Oosthoek Encyclopedie

Oosthoek's Uitgevers Mij. N.V (1916-1925)

Gepubliceerd op 13-12-2021

pacifisme

betekenis & definitie

o., de radicaal-idealistische richting van de vredesbeweging, die uit hoofde van een ethische afwijzing van elke geweldpleging een onvoorwaardelijke bereidheid tot handhaven van de vrede eist.

De term pacifisme kwam op rond het begin van de 20e eeuw, aanvankelijk ter aanduiding van het streven de vrede te bewaren. Later werd het accent verlegd naar de afwijzing van ieder (m.n. militair geweld. Daarmee ontstond nauw verband met het antimilitarisme.

Het pacifisme heeft zeer verschillende historische wortels. Het christenpacifisme van anabaptisten, quakers en mennonieten gaat terug op Jezus’ Bergrede en vat het vredesstreven op als dwingende gewetenseis. De geleidelijke erkenning van gewetensbezwaren tegen de militaire dienst begon met de erkenning van bezwaren op deze religieuze grondslag. Het pacifisme kreeg ook impulsen vanuit de socialistische beweging, waar men de nationale militaire macht zag o.a. als middel om acties van uitgebuite arbeiders met geweld te breken.

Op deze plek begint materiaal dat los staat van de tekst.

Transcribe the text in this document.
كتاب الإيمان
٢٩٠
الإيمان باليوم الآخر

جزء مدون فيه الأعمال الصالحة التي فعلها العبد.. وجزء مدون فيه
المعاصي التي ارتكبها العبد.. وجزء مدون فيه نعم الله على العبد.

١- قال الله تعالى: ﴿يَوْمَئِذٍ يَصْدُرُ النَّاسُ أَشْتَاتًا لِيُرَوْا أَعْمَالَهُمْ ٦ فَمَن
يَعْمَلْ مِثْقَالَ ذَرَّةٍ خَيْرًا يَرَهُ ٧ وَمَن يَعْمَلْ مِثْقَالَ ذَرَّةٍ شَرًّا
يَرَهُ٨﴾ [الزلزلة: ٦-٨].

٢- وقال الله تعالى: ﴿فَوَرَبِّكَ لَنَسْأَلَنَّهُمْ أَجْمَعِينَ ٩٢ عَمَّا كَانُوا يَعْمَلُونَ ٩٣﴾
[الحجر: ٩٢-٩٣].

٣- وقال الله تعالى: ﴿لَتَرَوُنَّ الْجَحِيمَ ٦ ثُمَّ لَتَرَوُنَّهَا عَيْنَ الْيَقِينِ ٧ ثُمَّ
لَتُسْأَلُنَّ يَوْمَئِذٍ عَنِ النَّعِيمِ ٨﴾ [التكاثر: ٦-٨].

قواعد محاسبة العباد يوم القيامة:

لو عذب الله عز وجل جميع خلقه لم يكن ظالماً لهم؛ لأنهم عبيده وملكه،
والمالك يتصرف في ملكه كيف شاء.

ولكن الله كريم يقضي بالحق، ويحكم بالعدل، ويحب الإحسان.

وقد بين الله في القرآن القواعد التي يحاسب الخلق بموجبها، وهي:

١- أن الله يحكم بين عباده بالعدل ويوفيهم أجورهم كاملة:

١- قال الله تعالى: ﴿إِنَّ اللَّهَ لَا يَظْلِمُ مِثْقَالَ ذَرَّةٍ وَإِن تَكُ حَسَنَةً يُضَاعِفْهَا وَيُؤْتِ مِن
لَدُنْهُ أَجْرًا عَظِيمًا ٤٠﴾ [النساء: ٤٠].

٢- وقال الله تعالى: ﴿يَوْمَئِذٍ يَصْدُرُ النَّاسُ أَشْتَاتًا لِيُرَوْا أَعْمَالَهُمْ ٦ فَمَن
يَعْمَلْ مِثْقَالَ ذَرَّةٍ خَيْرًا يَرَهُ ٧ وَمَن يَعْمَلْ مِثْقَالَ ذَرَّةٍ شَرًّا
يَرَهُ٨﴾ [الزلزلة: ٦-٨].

In tegenstelling tot de genoemde vormen is de vrede echter ook gepropageerd als middel om veroveringen te consolideren. Voorbeelden van dit imperialistisch pacifisme zijn o.a. te vinden bij de Indische heerser Ashoka (3e eeuw v.C.) en in het Romeinse keizerrijk (Pax Romana).

Verwant daarmee is het vredesstreven dat dient om koloniale volkeren af te houden van gewapend verzet tegen het moederland, en het streven naar vrede tussen verschillende staten om des te beter een gemeenschappelijke vijand te kunnen bestrijden. Verwant daarmee is ook een deel van het streven naar vrede door internationale organisaties. In bekende vredesplannen zoals die van de koning van Bohemen George van Podiebrad (14e eeuw), Nicolaas Cusanus (15e eeuw), de hertog de Sully (17e eeuw) en abbé de Saint-Pierre (18e eeuw) zijn de belangen van het land waarin de plannen ontstonden, duidelijk terug te vinden. Een andere vorm van pacifisme kwam op in de 18e-19e eeuw vanuit de Europese handel en industrie, het manchester pacifisme. De aanhangers van deze stroming achten oorlog schadelijk voor de handel en achtten de eigen belangen beter gediend met economische dan met militaire macht.

In het 20e-eeuwse spraakgebruik gaat pacifisme vrijwel steeds gepaard met het streven naar maatschappelijke verandering. Bekend werd het optreden van Mahatma Gandhi, die met geweldloze middelen de onafhankelijkheid van India wist te bereiken, en dat van Martin Luther King als voorvechter van gelijke burgerrechten in de VS. Mede door hun optreden geïnspireerd ontstond de overtuiging dat geweldloze actie ook zou kunnen dienen om de internationale veiligheid te verzekeren: sociale verdediging (massaal lijdelijk verzet tegen een buitenlandse aanvaller) in plaats van militaire verdediging.

Nieuwe impulsen kreeg het pacifisme tenslotte ook door de verschrikkingen van de Eerste Wereldoorlog en de ontwikkeling van atoomwapens (atoompacifisme). De gevolgen van het oorlogsgeweld worden na de oorlogen in Korea en Vietnam zó destructief geacht, dat met alle kracht naar ontwapening wordt gestreefd, wat het pacifisme betreft zo mogelijk wederzijds, desnoods eenzijdig.

LITT. D.A. Martin, Pacifism, an historical and sociological study (1965); A. Naess, Gandhi and the nuclear age (1965); M. Merk, Pacifisme et internationalisme (1966); P. Brock, Twentieth century pacifism (1970); T.

Ebert, Gewaltfreier Aufstand, Alternative zum Bürgerkrieg (1970); T.K. Mahadevan, Truth and nonviolence (1970).